In a draft environmental assessment prepared by the Federal Aviation Administration, SpaceX proposes to conduct up to six Dragon landings a year in waters off the Gulf coast, between Texas and Florida. The assessment, completed in March, was published in the Federal Register April 5.
According to the report, the Gulf of Mexico would serve as a contingency landing site for both cargo and crewed Dragon missions should the primary landing zone be unavailable. SpaceX currently lands Dragon spacecraft in the Pacific Ocean and has approval to carry out future splashdowns in the Atlantic.
The need for the backup landing zone, the report states, is to ensure the future crewed Dragon spacecraft can return to Earth should there be a problem with the primary landing site. With the introduction of the [commercial crew program], the ability to return crew to Earth in a safe and timely manner is extremely important, particularly in cases where human life or health may be in jeopardy, the report states, adding that the proposal ensures that a secondary splashdown option is available to missions planned to splashdown in either the Pacific or Atlantic Oceans.
The landing site is in waters between 28 and 260 kilometers offshore from the Gulf coast, in waters that are within the U.S. economic exclusion zone, but doesnt specify preferred regions within that area. The site would support missions launched from Florida as well as the launch site SpaceX is developing near Brownsville, Texas.

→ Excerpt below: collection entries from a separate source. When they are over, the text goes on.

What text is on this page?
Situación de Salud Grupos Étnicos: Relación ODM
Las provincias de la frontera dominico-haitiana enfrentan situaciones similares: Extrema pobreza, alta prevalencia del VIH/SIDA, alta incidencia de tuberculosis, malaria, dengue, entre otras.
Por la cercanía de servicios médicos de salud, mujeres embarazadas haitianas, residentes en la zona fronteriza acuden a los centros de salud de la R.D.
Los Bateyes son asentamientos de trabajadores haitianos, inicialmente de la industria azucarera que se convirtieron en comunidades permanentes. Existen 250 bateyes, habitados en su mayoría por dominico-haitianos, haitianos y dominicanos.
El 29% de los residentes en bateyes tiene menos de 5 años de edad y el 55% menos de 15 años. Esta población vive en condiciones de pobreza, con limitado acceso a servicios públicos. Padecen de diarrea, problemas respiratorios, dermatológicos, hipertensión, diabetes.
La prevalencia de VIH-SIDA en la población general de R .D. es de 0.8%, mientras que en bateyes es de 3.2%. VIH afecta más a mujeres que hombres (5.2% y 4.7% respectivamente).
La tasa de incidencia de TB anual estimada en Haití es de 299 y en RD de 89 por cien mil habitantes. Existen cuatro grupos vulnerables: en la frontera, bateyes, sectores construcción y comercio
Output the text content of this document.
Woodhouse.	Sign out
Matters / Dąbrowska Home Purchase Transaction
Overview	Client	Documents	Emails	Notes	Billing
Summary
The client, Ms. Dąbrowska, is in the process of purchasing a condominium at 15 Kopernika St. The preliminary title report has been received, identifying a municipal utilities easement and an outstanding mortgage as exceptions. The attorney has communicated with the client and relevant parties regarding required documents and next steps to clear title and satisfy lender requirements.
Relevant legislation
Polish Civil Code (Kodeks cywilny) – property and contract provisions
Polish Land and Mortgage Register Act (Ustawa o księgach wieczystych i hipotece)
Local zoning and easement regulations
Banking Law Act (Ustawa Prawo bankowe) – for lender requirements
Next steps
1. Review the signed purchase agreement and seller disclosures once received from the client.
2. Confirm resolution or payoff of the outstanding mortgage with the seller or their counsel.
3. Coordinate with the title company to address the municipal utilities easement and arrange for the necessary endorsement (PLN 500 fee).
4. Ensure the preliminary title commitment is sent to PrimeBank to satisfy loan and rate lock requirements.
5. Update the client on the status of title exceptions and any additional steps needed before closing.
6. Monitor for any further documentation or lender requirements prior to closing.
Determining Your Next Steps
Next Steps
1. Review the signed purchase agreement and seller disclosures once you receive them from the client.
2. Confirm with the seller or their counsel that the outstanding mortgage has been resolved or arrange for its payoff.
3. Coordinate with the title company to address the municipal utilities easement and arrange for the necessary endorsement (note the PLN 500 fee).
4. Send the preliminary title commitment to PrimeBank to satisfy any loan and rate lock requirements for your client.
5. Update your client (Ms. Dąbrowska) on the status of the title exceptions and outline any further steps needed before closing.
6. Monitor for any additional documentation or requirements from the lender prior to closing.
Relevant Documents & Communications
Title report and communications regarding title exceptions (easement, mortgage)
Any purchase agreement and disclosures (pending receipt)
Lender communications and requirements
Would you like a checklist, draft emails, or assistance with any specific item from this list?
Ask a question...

For those splashdowns, the planned recovery fleet includes one ship, nearly 50 meters long, and several smaller rigid-hulled inflatable boats.
(Excerpt) Read more at spacenews.com ...
The GoM also has the advantage of being a much calmer body of
water than either the Atlantic or Pacific, except, of course during hurricane transit. Of course the same applies to the Atlantic and Pacific.
They have very bright minds and likely a lot of computing power at their disposal, but a re-entry burn executed at the wrong time could send the capsule into west central Florida instead of the GoM.
1st Crewed Dragon is supposed to launch this year.
Well my aerospace loving 13 year old is excited, since we live 5 miles from the Gulf.
There are 175 oil rigs in the Gulf of Mexico....
Better look out for oil and gas rigs and deep sea fishing charters..................and the occasional cruise ship..............
GMTA!.......................does that include the Mexican rigs?....................
Cruise ships could offer splashdown viewing tours!
I would think Eglin AFB and Tyndall AFB would put up a big fight over this decision................
What do you mean?
The AF uses huge tracts of the Gulf for testing and training.
They don’t like unnecessary distractions in their areas.
They would definitely not like this one...........
Sometimes the AF gets a little too protective of their areas.
The Santa Rosa County wanted to open up a pass to the Gulf of Mexico from Navarre’s Santa Rosa Sound. It would involve dredging an old pass that used to be there and slowly filled in over the decades. It would be about 100 yards or so long and allow people direct access to the Gulf of Mexico from Navarre and surrounding areas. Otherwise they have to go 20 miles to either east or west ends of Santa Rosa Island to get to the Gulf. It would have been a huge boon to tourism and property values. It would have also provided a flushing out of the dead sound waters with clean Gulf waters.
BUT, since the AF owned the property adjacent to the proposed pass, they objected using their tired excuse, “It would interfere with our mission.” so it was effectively nixed, permanently.
Now, maybe the next hurricane will open it up naturally, as it was a hurricane that created it, and they can’t say a damn thing....................
Yeah, they can fly through or over them, but I think even the USAF would find it will lose an argument with a hurricane!